Interest rate risk and inflation risk exist, with no call risk for T-bonds.
4. Treasury Inflation-Protected Securities (TIPS)
Features:
Par values adjusted with inflation measured by the Consumer Price Index (CPI).
They come with less interest rate risk compared to other bonds because they adjust for inflation.
Risk Exposure:
They have reinvestment risk due to the periodic payments received.
5. Treasury Bills (T-Bills)
Nature:
Known as the "risk-free rate of return".
Generally, no significant risks associated.
Usage: Commonly utilized as a safe place to “park” investment capital.
6. Preferred Stocks
Characteristics:
Generally described as fixed income, but the risk is categorized under business risk (i.e., the entity's ability to pay dividends).
Risk Types:
Interest rate risk, reinvestment risk, call risk, inflation risk.
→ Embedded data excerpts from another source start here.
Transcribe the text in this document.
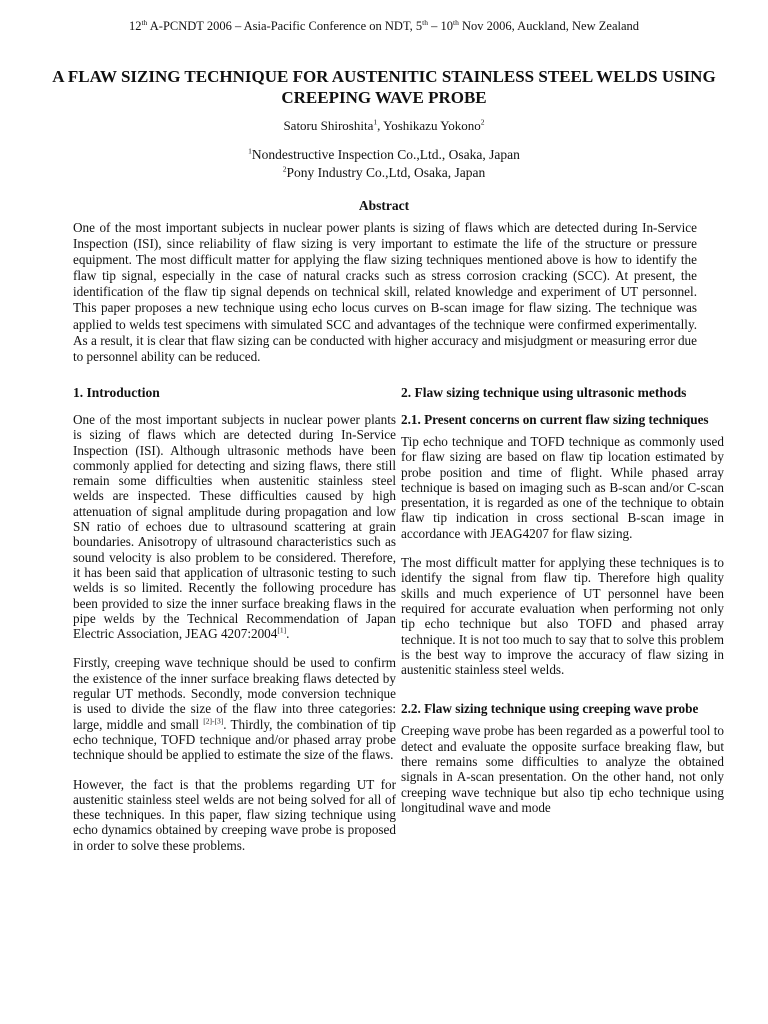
12th A-PCNDT 2006 – Asia-Pacific Conference on NDT, 5th – 10th Nov 2006, Auckland, New Zealand
A FLAW SIZING TECHNIQUE FOR AUSTENITIC STAINLESS STEEL WELDS USING CREEPING WAVE PROBE
Satoru Shiroshita$^1$, Yoshikazu Yokono$^2$
$^1$Nondestructive Inspection Co.,Ltd., Osaka, Japan
$^2$Pony Industry Co.,Ltd, Osaka, Japan
Abstract

One of the most important subjects in nuclear power plants is sizing of flaws which are detected during In-Service Inspection (ISI), since reliability of flaw sizing is very important to estimate the life of the structure or pressure equipment. The most difficult matter for applying the flaw sizing techniques mentioned above is how to identify the flaw tip signal, especially in the case of natural cracks such as stress corrosion cracking (SCC). At present, the identification of the flaw tip signal depends on technical skill, related knowledge and experiment of UT personnel. This paper proposes a new technique using echo locus curves on B-scan image for flaw sizing. The technique was applied to welds test specimens with simulated SCC and advantages of the technique were confirmed experimentally. As a result, it is clear that flaw sizing can be conducted with higher accuracy and misjudgment or measuring error due to personnel ability can be reduced.

1. Introduction

One of the most important subjects in nuclear power plants is sizing of flaws which are detected during In-Service Inspection (ISI). Although ultrasonic methods have been commonly applied for detecting and sizing flaws, there still remain some difficulties when austenitic stainless steel welds are inspected. These difficulties caused by high attenuation of signal amplitude during propagation and low SN ratio of echoes due to ultrasound scattering at grain boundaries. Anisotropy of ultrasound characteristics such as sound velocity is also problem to be considered. Therefore, it has been said that application of ultrasonic testing to such welds is so limited. Recently the following procedure has been provided to size the inner surface breaking flaws in the pipe welds by the Technical Recommendation of Japan Electric Association, JEAG 4207:2004[1].

Firstly, creeping wave technique should be used to confirm the existence of the inner surface breaking flaws detected by regular UT methods. Secondly, mode conversion technique is used to divide the size of the flaw into three categories: large, middle and small [2]-[3]. Thirdly, the combination of tip echo technique, TOFD technique and/or phased array probe technique should be applied to estimate the size of the flaws.

However, the fact is that the problems regarding UT for austenitic stainless steel welds are not being solved for all of these techniques. In this paper, flaw sizing technique using echo dynamics obtained by creeping wave probe is proposed in order to solve these problems.

2. Flaw sizing technique using ultrasonic methods
2.1. Present concerns on current flaw sizing techniques

Tip echo technique and TOFD technique as commonly used for flaw sizing are based on flaw tip location estimated by probe position and time of flight. While phased array technique is based on imaging such as B-scan and/or C-scan presentation, it is regarded as one of the technique to obtain flaw tip indication in cross sectional B-scan image in accordance with JEAG4207 for flaw sizing.

The most difficult matter for applying these techniques is to identify the signal from flaw tip. Therefore high quality skills and much experience of UT personnel have been required for accurate evaluation when performing not only tip echo technique but also TOFD and phased array technique. It is not too much to say that to solve this problem is the best way to improve the accuracy of flaw sizing in austenitic stainless steel welds.

2.2. Flaw sizing technique using creeping wave probe

Creeping wave probe has been regarded as a powerful tool to detect and evaluate the opposite surface breaking flaw, but there remains some difficulties to analyze the obtained signals in A-scan presentation. On the other hand, not only creeping wave technique but also tip echo technique using longitudinal wave and mode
Variants include convertible and adjustable preferred stocks.
7. Common Stocks
Differentiation: Not subjected to typical bond risks (e.g., default, interest rate, reinvestment, call, inflation risks).
Risk Aspects:
Systematic Risk: Market-wide risk that cannot be diversified away.
Non-Systematic Risk: Specific to the company or sector, which can be mitigated via diversification.
Lack of Political or Currency Risks: Since they trade within a stable economy's context.
8. American Depositary Receipts (ADRs)
Nature: Represents foreign securities traded in U.S. markets, packaged and sold to investors.
Risk Evaluation:
Lacks bond risks but is still subject to:
Systematic risk
Non-systematic risk
Political risk due to foreign investment exposure.
Currency risk affects investments in foreign markets significantly.
Conclusion
The speaker emphasizes the differences in risks associated with various securities and the importance for investors, especially those preparing for the SIE exam.
Encourages audience engagement with a Q&A session and to consider the implications of the content discussed.